L'analogie avec une soupape de sécurité, conçue pour libérer l'excès de pression dans un système mécanique, est ici transposée à la gouvernance. Si cette méthode permet d'éviter les explosions immédiates en canalisant les mécontentements, elle ne s'attaque pas aux causes profondes des tensions.
Avec le temps, les outils de médiation et de concertation perdent de leur impact, particulièrement auprès d'une jeunesse qui peine à se retrouver dans les cadres traditionnels. L'essor des technologies numériques offre également de nouveaux espaces de contestation, difficiles à appréhender par les autorités.
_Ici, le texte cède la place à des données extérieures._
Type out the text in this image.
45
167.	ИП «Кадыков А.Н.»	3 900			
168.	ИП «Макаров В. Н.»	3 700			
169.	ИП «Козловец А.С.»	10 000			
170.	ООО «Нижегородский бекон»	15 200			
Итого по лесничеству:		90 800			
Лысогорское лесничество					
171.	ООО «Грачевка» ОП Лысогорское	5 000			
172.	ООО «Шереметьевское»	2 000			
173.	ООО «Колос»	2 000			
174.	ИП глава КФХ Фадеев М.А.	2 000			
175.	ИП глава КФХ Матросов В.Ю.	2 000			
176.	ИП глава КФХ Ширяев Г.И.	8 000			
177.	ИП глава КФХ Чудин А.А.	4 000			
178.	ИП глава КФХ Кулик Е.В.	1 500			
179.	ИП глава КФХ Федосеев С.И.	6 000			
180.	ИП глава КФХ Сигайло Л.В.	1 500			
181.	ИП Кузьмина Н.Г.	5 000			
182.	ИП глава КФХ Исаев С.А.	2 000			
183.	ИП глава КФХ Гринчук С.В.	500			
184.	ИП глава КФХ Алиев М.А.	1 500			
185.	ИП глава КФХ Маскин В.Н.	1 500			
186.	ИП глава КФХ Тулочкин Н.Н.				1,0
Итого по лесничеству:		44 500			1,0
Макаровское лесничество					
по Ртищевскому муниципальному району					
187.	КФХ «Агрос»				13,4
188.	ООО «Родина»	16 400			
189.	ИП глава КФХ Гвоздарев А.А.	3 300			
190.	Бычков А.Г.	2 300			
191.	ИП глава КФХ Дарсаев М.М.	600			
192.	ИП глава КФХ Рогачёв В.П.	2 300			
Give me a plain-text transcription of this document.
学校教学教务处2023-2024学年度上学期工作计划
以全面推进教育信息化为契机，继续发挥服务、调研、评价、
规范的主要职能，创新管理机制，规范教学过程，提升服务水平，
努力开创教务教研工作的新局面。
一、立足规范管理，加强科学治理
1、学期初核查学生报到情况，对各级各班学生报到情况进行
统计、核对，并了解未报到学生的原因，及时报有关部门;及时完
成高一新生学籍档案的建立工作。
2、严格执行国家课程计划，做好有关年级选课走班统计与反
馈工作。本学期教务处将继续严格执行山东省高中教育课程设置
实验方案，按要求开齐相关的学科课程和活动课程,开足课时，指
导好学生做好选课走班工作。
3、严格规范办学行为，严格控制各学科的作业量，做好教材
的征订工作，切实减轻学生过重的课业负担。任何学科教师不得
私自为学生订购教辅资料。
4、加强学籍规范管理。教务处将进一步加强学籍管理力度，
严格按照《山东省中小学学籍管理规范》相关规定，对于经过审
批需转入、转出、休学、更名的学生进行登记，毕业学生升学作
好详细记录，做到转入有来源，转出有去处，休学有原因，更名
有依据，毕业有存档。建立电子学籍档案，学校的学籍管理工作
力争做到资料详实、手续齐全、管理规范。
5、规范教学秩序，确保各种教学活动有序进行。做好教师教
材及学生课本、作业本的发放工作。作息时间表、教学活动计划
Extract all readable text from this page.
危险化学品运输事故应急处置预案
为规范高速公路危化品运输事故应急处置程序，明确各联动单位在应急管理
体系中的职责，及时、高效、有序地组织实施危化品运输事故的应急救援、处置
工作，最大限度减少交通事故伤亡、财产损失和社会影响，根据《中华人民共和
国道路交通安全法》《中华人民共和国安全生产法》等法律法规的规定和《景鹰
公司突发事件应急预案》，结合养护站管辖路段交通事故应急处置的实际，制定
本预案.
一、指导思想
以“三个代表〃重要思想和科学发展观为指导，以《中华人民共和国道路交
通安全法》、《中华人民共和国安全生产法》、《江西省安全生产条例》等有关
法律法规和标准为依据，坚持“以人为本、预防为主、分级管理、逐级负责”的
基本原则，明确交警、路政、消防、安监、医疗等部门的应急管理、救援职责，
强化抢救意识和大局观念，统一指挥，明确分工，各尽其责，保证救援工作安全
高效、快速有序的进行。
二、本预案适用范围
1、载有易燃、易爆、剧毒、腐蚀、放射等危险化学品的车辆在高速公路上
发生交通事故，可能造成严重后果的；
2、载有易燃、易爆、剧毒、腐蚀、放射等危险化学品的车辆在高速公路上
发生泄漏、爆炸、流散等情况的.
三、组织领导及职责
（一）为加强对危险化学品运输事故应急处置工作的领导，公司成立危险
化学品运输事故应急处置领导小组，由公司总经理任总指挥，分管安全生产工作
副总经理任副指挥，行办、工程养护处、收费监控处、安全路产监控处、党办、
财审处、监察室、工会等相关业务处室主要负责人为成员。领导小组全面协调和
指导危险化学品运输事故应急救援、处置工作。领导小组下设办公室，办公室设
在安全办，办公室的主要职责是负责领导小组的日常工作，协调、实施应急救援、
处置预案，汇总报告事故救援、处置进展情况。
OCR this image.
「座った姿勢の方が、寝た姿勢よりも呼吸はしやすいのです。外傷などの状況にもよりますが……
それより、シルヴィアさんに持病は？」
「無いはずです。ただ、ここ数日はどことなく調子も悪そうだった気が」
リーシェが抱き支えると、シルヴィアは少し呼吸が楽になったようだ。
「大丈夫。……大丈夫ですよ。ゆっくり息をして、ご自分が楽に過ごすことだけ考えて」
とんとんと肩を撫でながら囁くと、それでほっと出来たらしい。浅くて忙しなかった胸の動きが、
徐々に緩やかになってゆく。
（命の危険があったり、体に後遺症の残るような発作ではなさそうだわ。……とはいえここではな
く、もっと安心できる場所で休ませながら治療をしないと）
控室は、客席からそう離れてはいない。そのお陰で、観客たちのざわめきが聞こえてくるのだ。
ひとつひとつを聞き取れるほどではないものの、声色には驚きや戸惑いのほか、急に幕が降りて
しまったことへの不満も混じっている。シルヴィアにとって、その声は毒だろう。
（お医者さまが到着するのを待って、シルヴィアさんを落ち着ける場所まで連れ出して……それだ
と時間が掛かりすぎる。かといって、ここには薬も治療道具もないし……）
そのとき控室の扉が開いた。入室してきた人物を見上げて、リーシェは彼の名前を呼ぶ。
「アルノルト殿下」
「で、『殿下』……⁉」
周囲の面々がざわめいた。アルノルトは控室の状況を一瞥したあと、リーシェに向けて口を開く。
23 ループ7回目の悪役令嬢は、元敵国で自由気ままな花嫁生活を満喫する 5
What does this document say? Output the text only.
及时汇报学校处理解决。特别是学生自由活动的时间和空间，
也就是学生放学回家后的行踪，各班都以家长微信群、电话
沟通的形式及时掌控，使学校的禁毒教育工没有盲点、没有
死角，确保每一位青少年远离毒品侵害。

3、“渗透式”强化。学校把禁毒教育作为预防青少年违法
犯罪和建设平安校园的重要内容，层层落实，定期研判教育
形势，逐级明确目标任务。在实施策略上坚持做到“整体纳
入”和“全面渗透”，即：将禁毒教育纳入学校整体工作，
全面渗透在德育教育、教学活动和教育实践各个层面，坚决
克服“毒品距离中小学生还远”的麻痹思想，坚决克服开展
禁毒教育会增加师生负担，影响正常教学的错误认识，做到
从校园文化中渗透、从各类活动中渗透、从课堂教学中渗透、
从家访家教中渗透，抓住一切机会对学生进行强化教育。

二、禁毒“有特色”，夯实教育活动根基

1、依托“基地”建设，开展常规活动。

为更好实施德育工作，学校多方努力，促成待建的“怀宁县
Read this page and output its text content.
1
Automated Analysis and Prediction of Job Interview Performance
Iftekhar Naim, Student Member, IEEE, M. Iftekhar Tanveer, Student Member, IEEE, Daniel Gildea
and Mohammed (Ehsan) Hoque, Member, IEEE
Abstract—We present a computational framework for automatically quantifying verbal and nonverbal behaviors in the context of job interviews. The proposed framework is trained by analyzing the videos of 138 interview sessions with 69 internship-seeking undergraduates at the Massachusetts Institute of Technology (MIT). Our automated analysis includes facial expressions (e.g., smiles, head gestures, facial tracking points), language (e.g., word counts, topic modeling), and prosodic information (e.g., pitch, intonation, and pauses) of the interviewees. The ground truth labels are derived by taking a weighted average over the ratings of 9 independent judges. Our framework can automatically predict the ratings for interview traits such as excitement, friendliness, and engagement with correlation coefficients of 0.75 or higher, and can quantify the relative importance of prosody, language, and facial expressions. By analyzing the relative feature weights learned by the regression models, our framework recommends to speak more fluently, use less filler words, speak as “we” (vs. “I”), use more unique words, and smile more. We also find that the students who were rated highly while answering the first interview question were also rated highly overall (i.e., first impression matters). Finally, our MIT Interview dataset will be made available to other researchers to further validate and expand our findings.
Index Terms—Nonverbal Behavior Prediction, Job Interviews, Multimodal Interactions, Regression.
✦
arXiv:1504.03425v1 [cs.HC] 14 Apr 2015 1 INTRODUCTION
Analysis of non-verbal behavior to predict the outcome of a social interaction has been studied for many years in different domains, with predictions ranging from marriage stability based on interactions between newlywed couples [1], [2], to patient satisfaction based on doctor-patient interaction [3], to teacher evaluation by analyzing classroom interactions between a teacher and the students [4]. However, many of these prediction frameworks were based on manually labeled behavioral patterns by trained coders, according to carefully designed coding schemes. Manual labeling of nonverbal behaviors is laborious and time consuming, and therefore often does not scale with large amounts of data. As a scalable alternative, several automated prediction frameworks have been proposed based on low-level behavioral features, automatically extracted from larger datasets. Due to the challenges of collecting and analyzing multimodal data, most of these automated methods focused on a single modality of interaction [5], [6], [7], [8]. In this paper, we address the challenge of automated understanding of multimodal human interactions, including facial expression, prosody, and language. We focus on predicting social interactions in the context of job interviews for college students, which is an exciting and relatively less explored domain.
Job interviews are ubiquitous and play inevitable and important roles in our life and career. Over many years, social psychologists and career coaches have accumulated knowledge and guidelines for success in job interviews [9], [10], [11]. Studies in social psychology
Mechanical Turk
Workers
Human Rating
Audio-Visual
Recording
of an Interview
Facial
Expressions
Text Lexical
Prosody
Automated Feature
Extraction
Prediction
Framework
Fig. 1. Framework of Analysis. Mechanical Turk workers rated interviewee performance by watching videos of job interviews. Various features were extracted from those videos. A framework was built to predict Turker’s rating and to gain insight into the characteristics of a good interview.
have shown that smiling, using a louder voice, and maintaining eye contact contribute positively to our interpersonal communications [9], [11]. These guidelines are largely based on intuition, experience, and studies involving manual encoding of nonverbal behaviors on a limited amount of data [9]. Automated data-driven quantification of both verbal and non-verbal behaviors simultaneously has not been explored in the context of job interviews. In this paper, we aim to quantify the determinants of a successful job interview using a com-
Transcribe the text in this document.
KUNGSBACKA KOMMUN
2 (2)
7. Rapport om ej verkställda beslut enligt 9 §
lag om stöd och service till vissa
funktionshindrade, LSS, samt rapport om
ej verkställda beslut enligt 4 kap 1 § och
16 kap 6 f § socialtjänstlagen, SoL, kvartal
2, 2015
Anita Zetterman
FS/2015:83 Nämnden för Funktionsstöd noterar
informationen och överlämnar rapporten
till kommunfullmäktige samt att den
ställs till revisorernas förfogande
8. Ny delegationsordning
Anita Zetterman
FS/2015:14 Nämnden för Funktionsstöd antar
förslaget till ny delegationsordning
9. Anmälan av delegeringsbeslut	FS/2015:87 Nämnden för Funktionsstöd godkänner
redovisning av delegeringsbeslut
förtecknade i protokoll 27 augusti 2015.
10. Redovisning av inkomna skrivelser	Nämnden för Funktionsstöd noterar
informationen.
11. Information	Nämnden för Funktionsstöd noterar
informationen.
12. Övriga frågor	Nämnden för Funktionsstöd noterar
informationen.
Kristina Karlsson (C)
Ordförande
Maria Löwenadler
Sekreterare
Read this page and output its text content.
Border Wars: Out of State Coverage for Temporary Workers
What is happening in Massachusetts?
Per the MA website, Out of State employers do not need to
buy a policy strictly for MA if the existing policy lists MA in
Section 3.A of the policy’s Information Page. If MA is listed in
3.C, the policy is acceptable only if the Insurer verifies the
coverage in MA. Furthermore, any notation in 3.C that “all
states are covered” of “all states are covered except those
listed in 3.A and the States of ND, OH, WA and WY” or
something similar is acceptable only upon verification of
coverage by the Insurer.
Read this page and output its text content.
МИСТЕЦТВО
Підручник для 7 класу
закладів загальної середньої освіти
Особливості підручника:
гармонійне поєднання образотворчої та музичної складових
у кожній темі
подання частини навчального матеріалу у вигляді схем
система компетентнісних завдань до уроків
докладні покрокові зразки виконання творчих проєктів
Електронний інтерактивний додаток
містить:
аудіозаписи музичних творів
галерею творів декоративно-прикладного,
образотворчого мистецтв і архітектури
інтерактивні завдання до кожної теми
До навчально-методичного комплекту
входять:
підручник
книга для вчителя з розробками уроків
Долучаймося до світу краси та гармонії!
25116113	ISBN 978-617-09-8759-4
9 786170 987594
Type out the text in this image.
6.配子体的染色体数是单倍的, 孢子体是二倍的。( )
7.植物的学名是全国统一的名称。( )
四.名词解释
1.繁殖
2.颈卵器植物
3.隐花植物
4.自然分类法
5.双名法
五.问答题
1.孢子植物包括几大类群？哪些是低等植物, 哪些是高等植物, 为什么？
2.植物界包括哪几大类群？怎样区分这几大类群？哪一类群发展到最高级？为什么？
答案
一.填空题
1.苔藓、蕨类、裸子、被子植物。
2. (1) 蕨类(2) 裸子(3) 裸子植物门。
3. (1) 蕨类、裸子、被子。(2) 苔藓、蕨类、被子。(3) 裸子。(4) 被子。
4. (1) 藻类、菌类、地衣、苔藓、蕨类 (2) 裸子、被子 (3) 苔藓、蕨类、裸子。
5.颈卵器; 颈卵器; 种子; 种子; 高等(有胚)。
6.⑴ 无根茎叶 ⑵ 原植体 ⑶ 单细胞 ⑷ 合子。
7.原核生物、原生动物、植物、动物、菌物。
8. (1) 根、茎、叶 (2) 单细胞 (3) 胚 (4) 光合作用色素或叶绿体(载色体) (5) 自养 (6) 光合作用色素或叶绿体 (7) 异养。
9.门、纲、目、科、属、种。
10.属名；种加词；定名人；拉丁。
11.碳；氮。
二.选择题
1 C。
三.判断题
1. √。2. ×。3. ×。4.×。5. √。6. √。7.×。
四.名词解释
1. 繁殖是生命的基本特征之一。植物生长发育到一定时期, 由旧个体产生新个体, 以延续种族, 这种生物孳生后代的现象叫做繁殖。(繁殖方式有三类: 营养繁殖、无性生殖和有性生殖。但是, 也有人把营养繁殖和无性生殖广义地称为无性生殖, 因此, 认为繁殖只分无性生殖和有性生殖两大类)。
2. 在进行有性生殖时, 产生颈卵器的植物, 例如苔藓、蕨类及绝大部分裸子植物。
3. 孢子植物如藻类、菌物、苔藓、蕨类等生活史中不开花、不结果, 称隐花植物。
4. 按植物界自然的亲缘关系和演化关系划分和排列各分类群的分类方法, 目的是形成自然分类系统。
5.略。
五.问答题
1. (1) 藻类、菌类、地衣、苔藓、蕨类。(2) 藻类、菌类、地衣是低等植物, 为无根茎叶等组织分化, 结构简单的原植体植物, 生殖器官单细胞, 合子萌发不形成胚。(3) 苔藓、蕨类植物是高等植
De plus, comme dans toute infrastructure vieillissante, des failles apparaissent. La dégradation des institutions, illustrée par des incidents comme le vol de dossiers judiciaires, fragilise l'ensemble du dispositif. Une gestion qui se concentre sur les symptômes risque, à terme, de céder face à la pression accumulée.
Ce qu’il faut retenir
- Les mécanismes de régulation politique perdent de leur efficacité face aux attentes de la jeunesse.
- Les plateformes numériques échappent aux contrôles traditionnels, créant des zones de tensions inédites.
- Des failles institutionnelles, similaires à des ruptures d'infrastructure, fragilisent la stabilité.
- La gestion des symptômes, plutôt que des causes, expose le système à des risques de rupture.